Farmácia Viva amplia a assistência à saúde

Por Élida Galvão

Localizado às margens da Rodovia Transamazônica, a 245 km de Altamira e 305 Km de Santarém, o município de Placas contabiliza uma população estimada em 29.366 habitantes[1]. A formação da cidade teve início na década de 70, em tempos de ocupação da Amazônia para a exploração econômica do território a partir do Plano de Integração Nacional (PIN). Sua denominação foi firmada devido ao grande número de placas existentes em determinado trecho da rodovia, para orientar a divisão entre Altamira e Itaituba.
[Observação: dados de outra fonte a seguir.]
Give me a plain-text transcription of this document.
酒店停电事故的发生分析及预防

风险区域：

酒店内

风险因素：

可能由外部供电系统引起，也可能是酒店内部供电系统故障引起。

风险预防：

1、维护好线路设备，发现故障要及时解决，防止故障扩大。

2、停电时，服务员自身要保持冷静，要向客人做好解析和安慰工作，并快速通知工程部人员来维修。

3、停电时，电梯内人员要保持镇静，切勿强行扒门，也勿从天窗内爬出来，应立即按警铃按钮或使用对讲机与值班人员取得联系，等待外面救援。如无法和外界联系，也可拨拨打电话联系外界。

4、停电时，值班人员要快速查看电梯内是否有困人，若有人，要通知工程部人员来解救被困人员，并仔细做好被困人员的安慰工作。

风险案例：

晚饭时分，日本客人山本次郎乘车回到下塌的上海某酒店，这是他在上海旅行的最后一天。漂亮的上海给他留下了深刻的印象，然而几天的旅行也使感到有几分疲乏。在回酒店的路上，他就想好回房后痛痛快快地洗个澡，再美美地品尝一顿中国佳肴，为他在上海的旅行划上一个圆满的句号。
Inicialmente, o território de Placas foi integrado ao município de Santarém. Com a expansão populacional, em 1993 a cidade conquistou sua emancipação e foi elevada à categoria de município. A instalação da sede só ocorreu anos depois, em 1997, com a eleição do primeiro governante municipal.

Placas foi crescendo com grande desestruturação de políticas públicas e programas sociais voltados às necessidades da população. Com uma situação social bastante fragilizada, a ação de agentes populares de saúde, que atuam no tratamento preventivo e curativo de doenças, passou a fazer parte do cotidiano da população.

Os medicamentos naturais são feitos com sementes, raízes, essências oriundas de quintais cultivados organicamente

D. Maria da Conceição integra as estatísticas dos milhares de brasileiros que migraram para a Amazônia atraídos pela promessa de melhoria de vida. Junto com seu companheiro, a senhora de 62 anos saiu do Piauí com a esperança de ampliar as possibilidades de uma vida promissora na região que alardeava o desenvolvimento nacional e a distribuição de terras. Porém, ao chegar em Placas, a realidade a convocou para a atuação voluntária.

“Quando cheguei, Placas era somente uma comunidade. Ainda não era emancipada. Na época, o presidente da comunidade procurava uma pessoa que entendesse de saúde pública e não havia ninguém””, relembra D. Maria que, enquanto auxiliar de enfermagem, era a única pessoa na comunidade com noções de saúde pública. Sem contar com outros profissionais de medicina na cidade, ela fazia o papel de médica, enfermeira, cirurgiã, anestesista, tudo de forma muito corajosa.

Chamada para cuidar dos doentes, ela foi encaminhada a Santarém para uma temporada de qualificação profissional. Quando retornou a Placas, Maria ainda encontrou o lugar sem nenhuma estrutura para atendimento médico. Mesmo não recebendo um tostão pelo serviço que prestava, sua humanidade solicitava a continuidade do atendimento à comunidade. Com uma longa trajetória de doação ao próximo, no dia 24 de setembro deste ano, Maria foi lembrada carinhosamente durante cerimônia de inauguração do posto de saúde alternativa na cidade. 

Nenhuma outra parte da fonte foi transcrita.